Nutrition values are estimates based on the metric measurements. Adjust as needed.

Veelgestelde vragen

Is there actually tea in a Long Island Iced Tea?

No — despite the name, this Long Island iced tea recipe contains no tea at all. The nickname comes from its color: a float of cola over the citrusy spirit base turns the glass the same amber shade as a tall glass of sweet iced tea.

Why is a Long Island Iced Tea so strong?

It stacks five different liquors — vodka, gin, rum, tequila and triple sec — into one glass, so even with modest 1/2-oz pours it carries roughly the alcohol of three standard drinks. Sip it slowly and treat it like the potent cocktail it is.

Can I make this Long Island iced tea recipe without a shaker?

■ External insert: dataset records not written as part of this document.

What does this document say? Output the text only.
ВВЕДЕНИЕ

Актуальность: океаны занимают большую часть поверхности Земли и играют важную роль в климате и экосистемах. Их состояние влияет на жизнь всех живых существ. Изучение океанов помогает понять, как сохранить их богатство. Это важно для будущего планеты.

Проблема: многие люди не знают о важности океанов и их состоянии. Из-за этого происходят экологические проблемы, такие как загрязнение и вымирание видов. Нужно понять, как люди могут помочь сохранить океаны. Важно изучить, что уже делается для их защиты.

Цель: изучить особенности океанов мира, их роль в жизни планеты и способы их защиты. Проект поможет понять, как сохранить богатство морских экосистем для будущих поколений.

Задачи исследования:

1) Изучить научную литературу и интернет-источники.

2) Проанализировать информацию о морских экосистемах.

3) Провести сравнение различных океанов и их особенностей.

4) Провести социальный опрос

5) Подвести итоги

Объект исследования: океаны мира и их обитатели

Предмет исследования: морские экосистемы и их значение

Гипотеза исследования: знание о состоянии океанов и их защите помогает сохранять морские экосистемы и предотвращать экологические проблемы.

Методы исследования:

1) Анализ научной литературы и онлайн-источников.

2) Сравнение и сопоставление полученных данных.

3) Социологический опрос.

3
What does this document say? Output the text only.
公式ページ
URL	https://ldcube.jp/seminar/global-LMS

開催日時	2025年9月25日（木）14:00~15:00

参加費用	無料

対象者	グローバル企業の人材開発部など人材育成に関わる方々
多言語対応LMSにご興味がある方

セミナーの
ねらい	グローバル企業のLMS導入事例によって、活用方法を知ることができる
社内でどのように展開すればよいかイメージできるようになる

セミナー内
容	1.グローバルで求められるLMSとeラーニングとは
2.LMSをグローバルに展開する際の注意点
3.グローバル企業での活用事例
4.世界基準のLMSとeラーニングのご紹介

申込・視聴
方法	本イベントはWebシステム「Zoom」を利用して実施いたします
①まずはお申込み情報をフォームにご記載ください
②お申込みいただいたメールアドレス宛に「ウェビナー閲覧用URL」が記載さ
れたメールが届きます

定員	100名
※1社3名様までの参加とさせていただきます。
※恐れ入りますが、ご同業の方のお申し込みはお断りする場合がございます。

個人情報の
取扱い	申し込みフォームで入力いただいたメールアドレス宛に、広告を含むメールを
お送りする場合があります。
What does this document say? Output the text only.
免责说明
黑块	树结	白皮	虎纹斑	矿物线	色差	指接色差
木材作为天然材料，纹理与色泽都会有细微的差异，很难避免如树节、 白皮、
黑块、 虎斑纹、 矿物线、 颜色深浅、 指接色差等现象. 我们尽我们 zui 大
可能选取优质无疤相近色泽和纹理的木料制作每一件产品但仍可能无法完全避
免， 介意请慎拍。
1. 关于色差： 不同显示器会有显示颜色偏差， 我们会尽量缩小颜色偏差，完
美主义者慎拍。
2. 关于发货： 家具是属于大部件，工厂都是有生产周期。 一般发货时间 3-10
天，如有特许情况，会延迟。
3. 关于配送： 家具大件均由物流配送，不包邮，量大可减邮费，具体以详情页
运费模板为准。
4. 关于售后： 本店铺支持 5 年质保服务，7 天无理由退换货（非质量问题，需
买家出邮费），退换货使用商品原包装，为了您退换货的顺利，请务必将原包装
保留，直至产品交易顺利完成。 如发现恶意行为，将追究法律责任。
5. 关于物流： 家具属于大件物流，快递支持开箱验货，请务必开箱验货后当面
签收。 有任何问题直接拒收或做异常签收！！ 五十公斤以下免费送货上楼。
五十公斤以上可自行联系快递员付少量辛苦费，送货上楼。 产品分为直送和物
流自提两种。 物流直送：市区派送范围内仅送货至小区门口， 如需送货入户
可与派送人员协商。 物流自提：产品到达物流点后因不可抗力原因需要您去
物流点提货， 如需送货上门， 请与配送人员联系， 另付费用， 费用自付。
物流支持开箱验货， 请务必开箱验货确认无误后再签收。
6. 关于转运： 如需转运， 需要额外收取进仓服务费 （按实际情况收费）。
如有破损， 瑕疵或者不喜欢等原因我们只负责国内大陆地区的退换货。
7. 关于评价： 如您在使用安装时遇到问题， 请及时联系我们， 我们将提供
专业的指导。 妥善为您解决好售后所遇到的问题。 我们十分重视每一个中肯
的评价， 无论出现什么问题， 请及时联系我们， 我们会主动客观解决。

Yes. Build everything except the cola directly in the ice-filled glass and stir well for 20 to 30 seconds to chill and combine, then top with cola. A shaker gives a colder, silkier result, but a bar spoon and a tall glass work fine in a pinch.

What kind of cola and citrus should I use?

Use a standard cola for the classic color and caramel sweetness, and always squeeze fresh lemon rather than bottled — fresh juice keeps the drink crisp instead of dull. Diet cola works if you want to trim a little sugar.

Can I batch it for a party?

Absolutely — combine the five spirits with the lemon juice and simple syrup in a pitcher scaled to your guest count, refrigerate, then pour over fresh ice and finish each glass with its own splash of cola so every drink stays fizzy.